The _Grosvenor_ was about to make its usual run to England for the British East India Company, and was hastily joined by William Hosea, a colonial aristocrat with his family. He was also traveling with a bag of diamonds that would have easily been turned into cash when he got back home. There were around seventeen other folk of his class making the trip, which would have taken several months; they would have insisted on plenty of food, even if the quality could not be sustained, and there was 2,700 gallons of wine aboard. For his costly passage, Hosea had directly paid the captain of the vessel, John Coxon who was better at commerce than seamanship. During the night of 4 August, some of the sailors were alarmed by what seemed to be lights on shore, but Coxon insisted that land was 300 miles to the East. When the ship foundered, 126 survivors came on land. Coxon was not the man to provide leadership, and the survivors split up, with groups forming and reforming, and generally leaving the weakest and wounded behind. They had to face impassable rivers, precipitous cliffs, starvation, and disease. It was a grueling, distressing story for almost all. 106 perished. The public was greatly interested in the wreck and its outcome, and took an especially prurient interest in the seven women who were lost; they were, in a phrase of the time, "doomed to worse than death among the natives."

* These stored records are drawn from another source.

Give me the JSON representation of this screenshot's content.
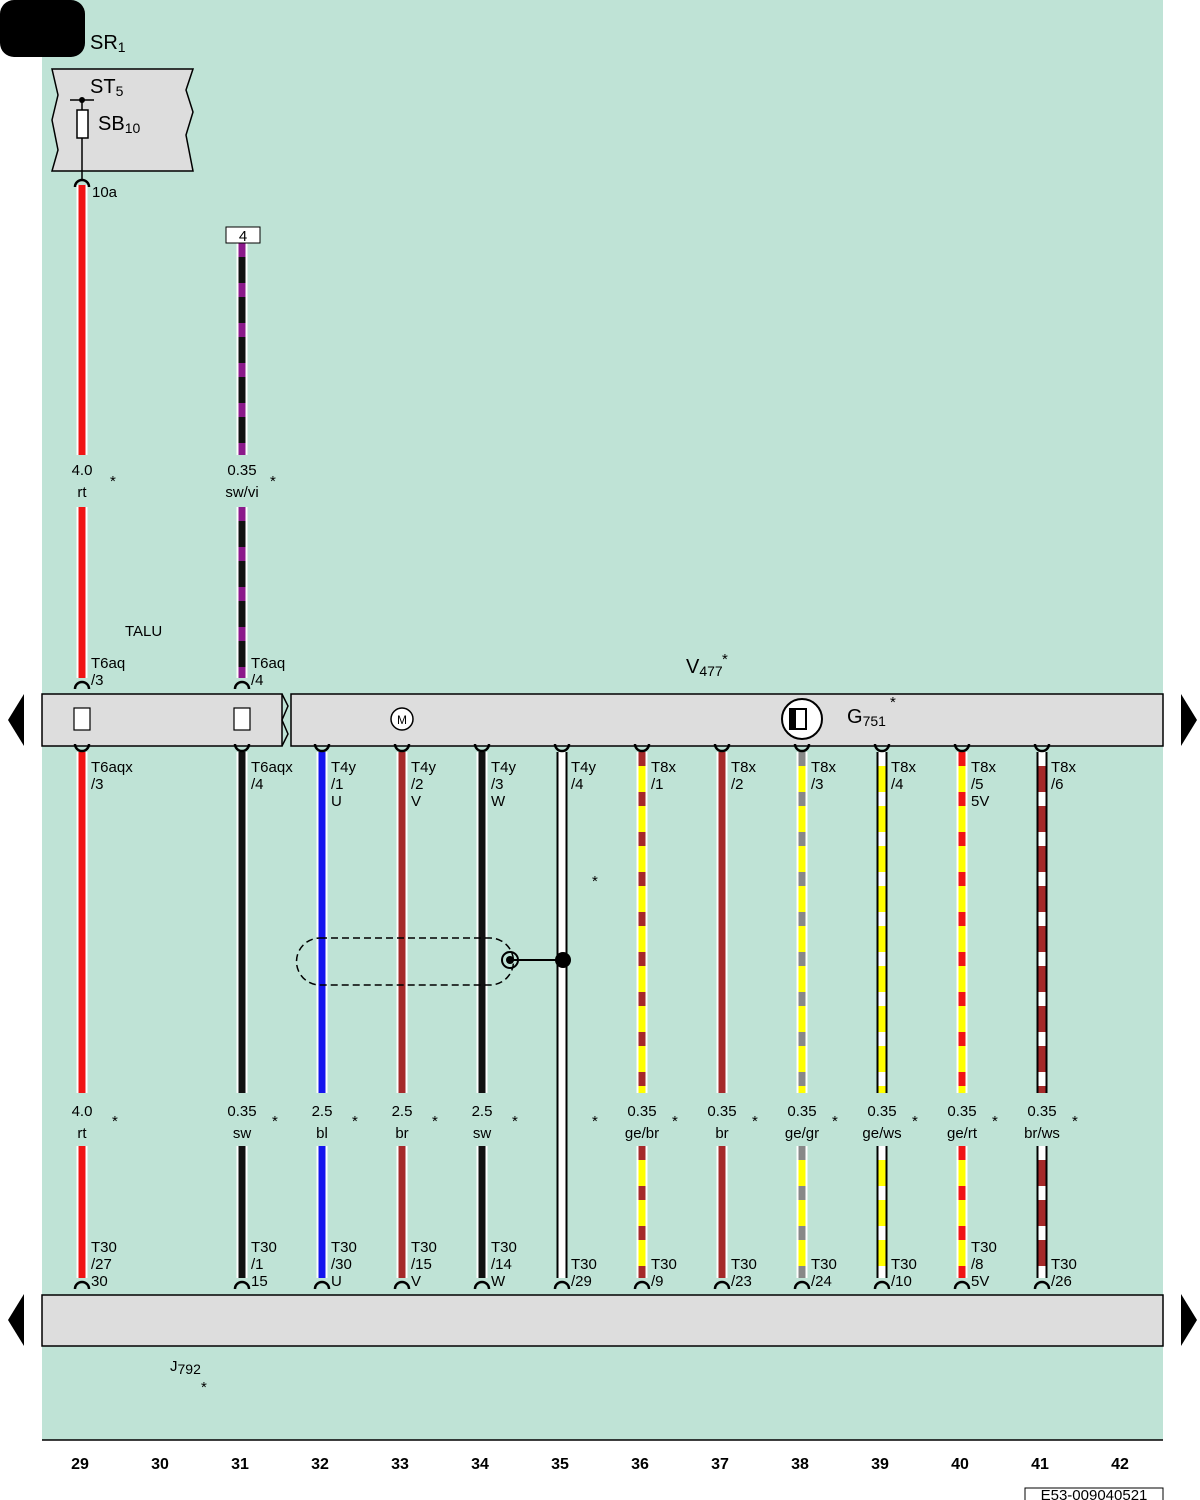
{
  "components": [
    {
      "name": "SR",
      "sub": "1"
    },
    {
      "name": "ST",
      "sub": "5"
    },
    {
      "name": "SB",
      "sub": "10"
    },
    {
      "name": "V",
      "sub": "477",
      "note": "*"
    },
    {
      "name": "G",
      "sub": "751",
      "note": "*"
    },
    {
      "name": "J",
      "sub": "792",
      "note": "*"
    }
  ],
  "labels": {
    "pin": "10a",
    "box": "4",
    "talu": "TALU",
    "motor": "M"
  },
  "columns": [
    "29",
    "30",
    "31",
    "32",
    "33",
    "34",
    "35",
    "36",
    "37",
    "38",
    "39",
    "40",
    "41",
    "42"
  ],
  "upper_wires": [
    {
      "size": "4.0",
      "code": "rt",
      "note": "*",
      "connector": [
        "T6aq",
        "/3"
      ],
      "colors": [
        "#f01414"
      ]
    },
    null,
    {
      "size": "0.35",
      "code": "sw/vi",
      "note": "*",
      "connector": [
        "T6aq",
        "/4"
      ],
      "colors": [
        "#111111",
        "#8b1a8b"
      ]
    },
    null,
    null,
    null,
    null,
    null,
    null,
    null,
    null,
    null,
    null,
    null
  ],
  "lower_wires": [
    {
      "top": [
        "T6aqx",
        "/3"
      ],
      "size": "4.0",
      "code": "rt",
      "notes": [
        "*"
      ],
      "bottom": [
        "T30",
        "/27",
        "30"
      ],
      "colors": [
        "#f01414"
      ]
    },
    null,
    {
      "top": [
        "T6aqx",
        "/4"
      ],
      "size": "0.35",
      "code": "sw",
      "notes": [
        "*"
      ],
      "bottom": [
        "T30",
        "/1",
        "15"
      ],
      "colors": [
        "#111111"
      ]
    },
    {
      "top": [
        "T4y",
        "/1",
        "U"
      ],
      "size": "2.5",
      "code": "bl",
      "notes": [
        "*"
      ],
      "bottom": [
        "T30",
        "/30",
        "U"
      ],
      "colors": [
        "#1414ee"
      ]
    },
    {
      "top": [
        "T4y",
        "/2",
        "V"
      ],
      "size": "2.5",
      "code": "br",
      "notes": [
        "*"
      ],
      "bottom": [
        "T30",
        "/15",
        "V"
      ],
      "colors": [
        "#a52a2a"
      ]
    },
    {
      "top": [
        "T4y",
        "/3",
        "W"
      ],
      "size": "2.5",
      "code": "sw",
      "notes": [
        "*"
      ],
      "bottom": [
        "T30",
        "/14",
        "W"
      ],
      "colors": [
        "#111111"
      ]
    },
    {
      "top": [
        "T4y",
        "/4"
      ],
      "notes": [
        "*",
        "*"
      ],
      "bottom": [
        "T30",
        "/29"
      ],
      "colors": [
        "#ffffff"
      ]
    },
    {
      "top": [
        "T8x",
        "/1"
      ],
      "size": "0.35",
      "code": "ge/br",
      "notes": [
        "*"
      ],
      "bottom": [
        "T30",
        "/9"
      ],
      "colors": [
        "#ffff00",
        "#a52a2a"
      ]
    },
    {
      "top": [
        "T8x",
        "/2"
      ],
      "size": "0.35",
      "code": "br",
      "notes": [
        "*"
      ],
      "bottom": [
        "T30",
        "/23"
      ],
      "colors": [
        "#a52a2a"
      ]
    },
    {
      "top": [
        "T8x",
        "/3"
      ],
      "size": "0.35",
      "code": "ge/gr",
      "notes": [
        "*"
      ],
      "bottom": [
        "T30",
        "/24"
      ],
      "colors": [
        "#ffff00",
        "#888888"
      ]
    },
    {
      "top": [
        "T8x",
        "/4"
      ],
      "size": "0.35",
      "code": "ge/ws",
      "notes": [
        "*"
      ],
      "bottom": [
        "T30",
        "/10"
      ],
      "colors": [
        "#ffff00",
        "#ffffff"
      ]
    },
    {
      "top": [
        "T8x",
        "/5",
        "5V"
      ],
      "size": "0.35",
      "code": "ge/rt",
      "notes": [
        "*"
      ],
      "bottom": [
        "T30",
        "/8",
        "5V"
      ],
      "colors": [
        "#ffff00",
        "#f01414"
      ]
    },
    {
      "top": [
        "T8x",
        "/6"
      ],
      "size": "0.35",
      "code": "br/ws",
      "notes": [
        "*"
      ],
      "bottom": [
        "T30",
        "/26"
      ],
      "colors": [
        "#a52a2a",
        "#ffffff"
      ]
    },
    null
  ],
  "footer": {
    "code": "E53-009040521"
  }
}
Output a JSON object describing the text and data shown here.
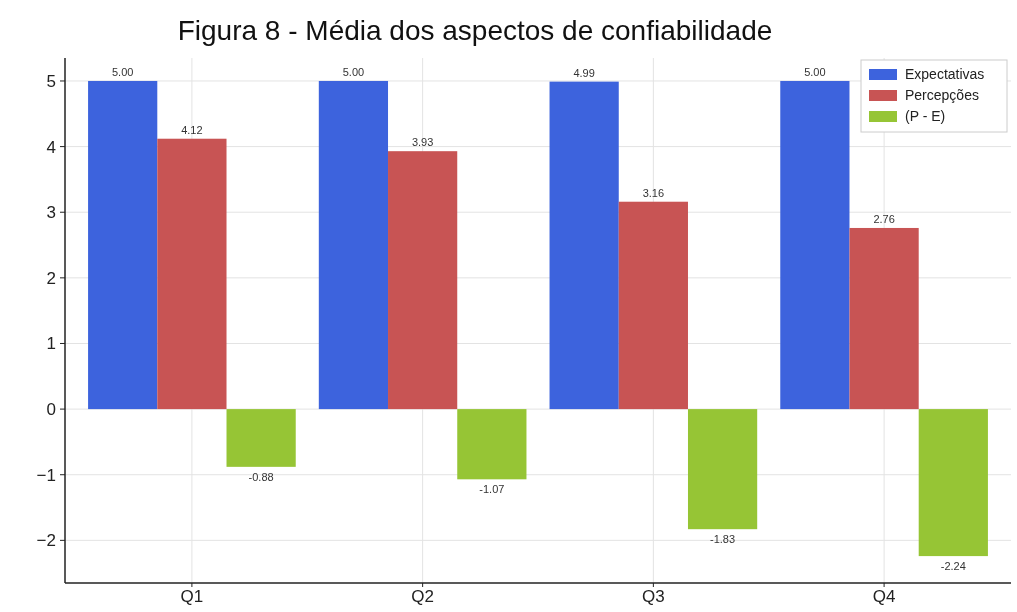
{
  "chart_data": {
    "type": "bar",
    "title": "Figura 8 - Média dos aspectos de confiabilidade",
    "categories": [
      "Q1",
      "Q2",
      "Q3",
      "Q4"
    ],
    "series": [
      {
        "name": "Expectativas",
        "color": "#3d63dd",
        "values": [
          5.0,
          5.0,
          4.99,
          5.0
        ],
        "value_labels": [
          "5.00",
          "5.00",
          "4.99",
          "5.00"
        ]
      },
      {
        "name": "Percepções",
        "color": "#c85454",
        "values": [
          4.12,
          3.93,
          3.16,
          2.76
        ],
        "value_labels": [
          "4.12",
          "3.93",
          "3.16",
          "2.76"
        ]
      },
      {
        "name": "(P - E)",
        "color": "#96c535",
        "values": [
          -0.88,
          -1.07,
          -1.83,
          -2.24
        ],
        "value_labels": [
          "-0.88",
          "-1.07",
          "-1.83",
          "-2.24"
        ]
      }
    ],
    "ylim": [
      -2.65,
      5.35
    ],
    "yticks": [
      {
        "value": -2,
        "label": "−2"
      },
      {
        "value": -1,
        "label": "−1"
      },
      0,
      1,
      2,
      3,
      4,
      5
    ],
    "grid": true,
    "legend": "top right"
  }
}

The wreck has had surprising repercussions in the last century. In 1925, a drifter named Bock found a bright stone 150 miles south of where the wreck had occurred; it was a diamond, and he eventually accumulated over a thousand of them. He sold mining concessions, but no one else found anything. He was accused of "salting" the diamonds, fraudulently planting them to mislead others, and found guilty. The diamonds, however, are not the type from African mines, but are just the type Hosea would have been carrying. Bock's descendants are trying to clear his name, and gain recompense for loss of the treasure, which has disappeared. The _Grosvenor_ was well laden with goods, but because of its notoriety, folklore made it into a treasure ship. Over many years, different investment schemes, like the _Grosvenor_ Bullion Syndicate, have proposed diving for the treasure, and some have actually brought in the hardware to do so. Only failure and ruin came of such efforts, marked, as Taylor says, by breathtaking audacity and an astonishing willingness to be gulled. The _Grosvenor_ sank over two centuries ago, but the ship of fools sails on.